Pizza Pops gets weird again with its fans

The General Mills brand builds on its nonconformist positioning to engage a slightly older demo online.


General Mills is once again embracing weirdness, but this time it’s focused on “weird” hobbies rather than wacky Pizza Pop mascots in hopes of spurring social engagement.

The “What a Time to Be Weird” campaign launched this week with an ad that depicts what appears to be an everyday office space. Then, at the touch of a button contained within a Pizza Pop, the workplace is revealed to contain a colourful array of closet anime, puppeteering, cosplay and wrestling fans.

To go along with the main ad, “What a Time to Be Weird” also features four digital videos focusing on real individuals and their weird habits.

The hero spot’s confused protagonist says Pizza Pops are neither a pizza, nor a calzone, which Paul Cuaso, associate director for meals, baking and new ventures at General Mills, says comes directly from customer feedback that said the product was “weird” and hard to categorize.

The brand decided to lean into the weirdness of the product, and Cuaso says the brand is hoping that the celebration of weirdness is a sentiment that will resonate especially well online, where nonconformist behaviours tend to be more celebrated. Cuaso describes each of the principals featured in the four online spots as a real-life weirdo, adding that the brand is also hoping to build a community of like-minded oddballs on Instagram with the #whatatimetobeweird hashtag. He says the message is that all of us are inherently weird to some degree, and focusing on its customers’ own personal expressions of weirdness is a good way to tell the brand story.

The campaign builds on the “#WeirdGood” campaign from 2018. However, rather than the young people in Pizza Pop costumes that campaign featured, the new effort is aimed at a slightly older demo.

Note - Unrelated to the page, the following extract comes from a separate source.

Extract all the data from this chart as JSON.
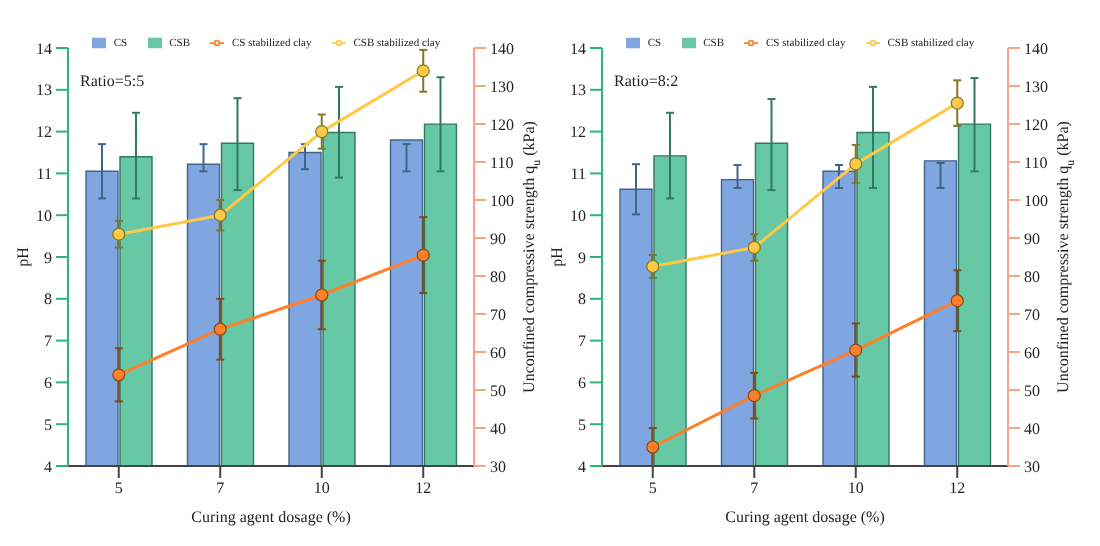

In the past, Cuaso says the positioning of the Pizza Pops brand has been “a hunger-filler for teens that’s put in the microwave and explodes.” However, he tells strategy that is a bit of a misconception, as many of its customers are between the ages of 18 and 24. The goal for this campaign, he says, was to reach out to that group of people getting their first job and students living on their own who make their own purchasing decisions for their households, but who may have grown up with moms buying frozen hot snacks.

In addition to the videos, the brand is releasing online OTP and mobile ads as part of the campaign. PR and influencer relations was handled by Veritas Communications, while Cossette was the creative agency.